Firm Settles FINRA Charges for Net Capital Deficiencies Regarding Backstop Agreements
A firm settled FINRA charges for failing to maintain required minimum net capital and for related supervisory failures.
According to the AWC, between October 2023 and February 2024, the firm participated in firm commitment underwritings and relied on backstop agreements with other broker-dealers to avoid "open contractual commitment charges." However, due to "miscommunications with backstop providers and incorrect internal calculations," the agreements provided coverage "for only a portion of [the firm’s] total underwriting commitments, leaving portions uncovered." FINRA stated that because the firm lacked sufficient excess capital to absorb the resulting charges, it incurred "net capital deficiencies ranging from $157,246 to $9,087,151."
In addition, FINRA found that from October 2023 to March 2025, the firm failed to establish a supervisory system reasonably designed to ensure compliance with net capital requirements.

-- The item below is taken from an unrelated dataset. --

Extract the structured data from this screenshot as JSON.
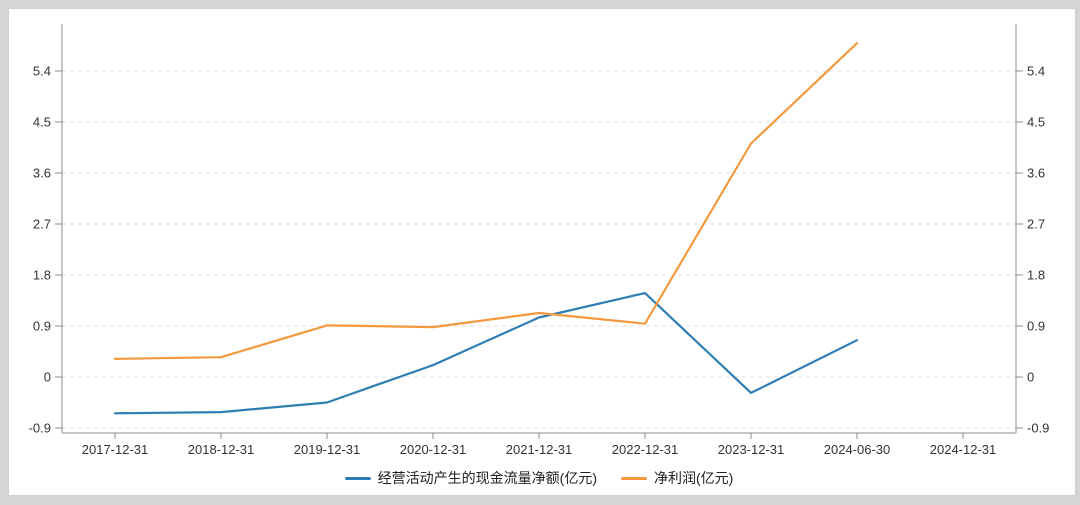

Although the firm regularly participated in firm commitment underwritings as part of its business strategy, "its [written supervisory procedures] did not specify how to perform net capital computations in connection with [such transactions]." FINRA stated that the firm also failed to maintain written supervisory procedures "explaining how to structure backstop agreements to [ensure] compliance with net capital requirements," and "did not supervise the preparation of backstop agreements to ensure sufficient coverage."
FINRA concluded that the firm violated Exchange Act Section 15(c)(3) ("Registration and regulation of brokers and dealers") and Exchange Act Rule 15c3-1 ("Net capital requirements for brokers or dealers"), as well as FINRA Rules 4110 ("Capital Compliance"), 3110 ("Supervision"), and 2010 ("Standards of Commercial Honor and Principles of Trade").
The firm agreed to (i) a censure and (ii) a $40,000 fine.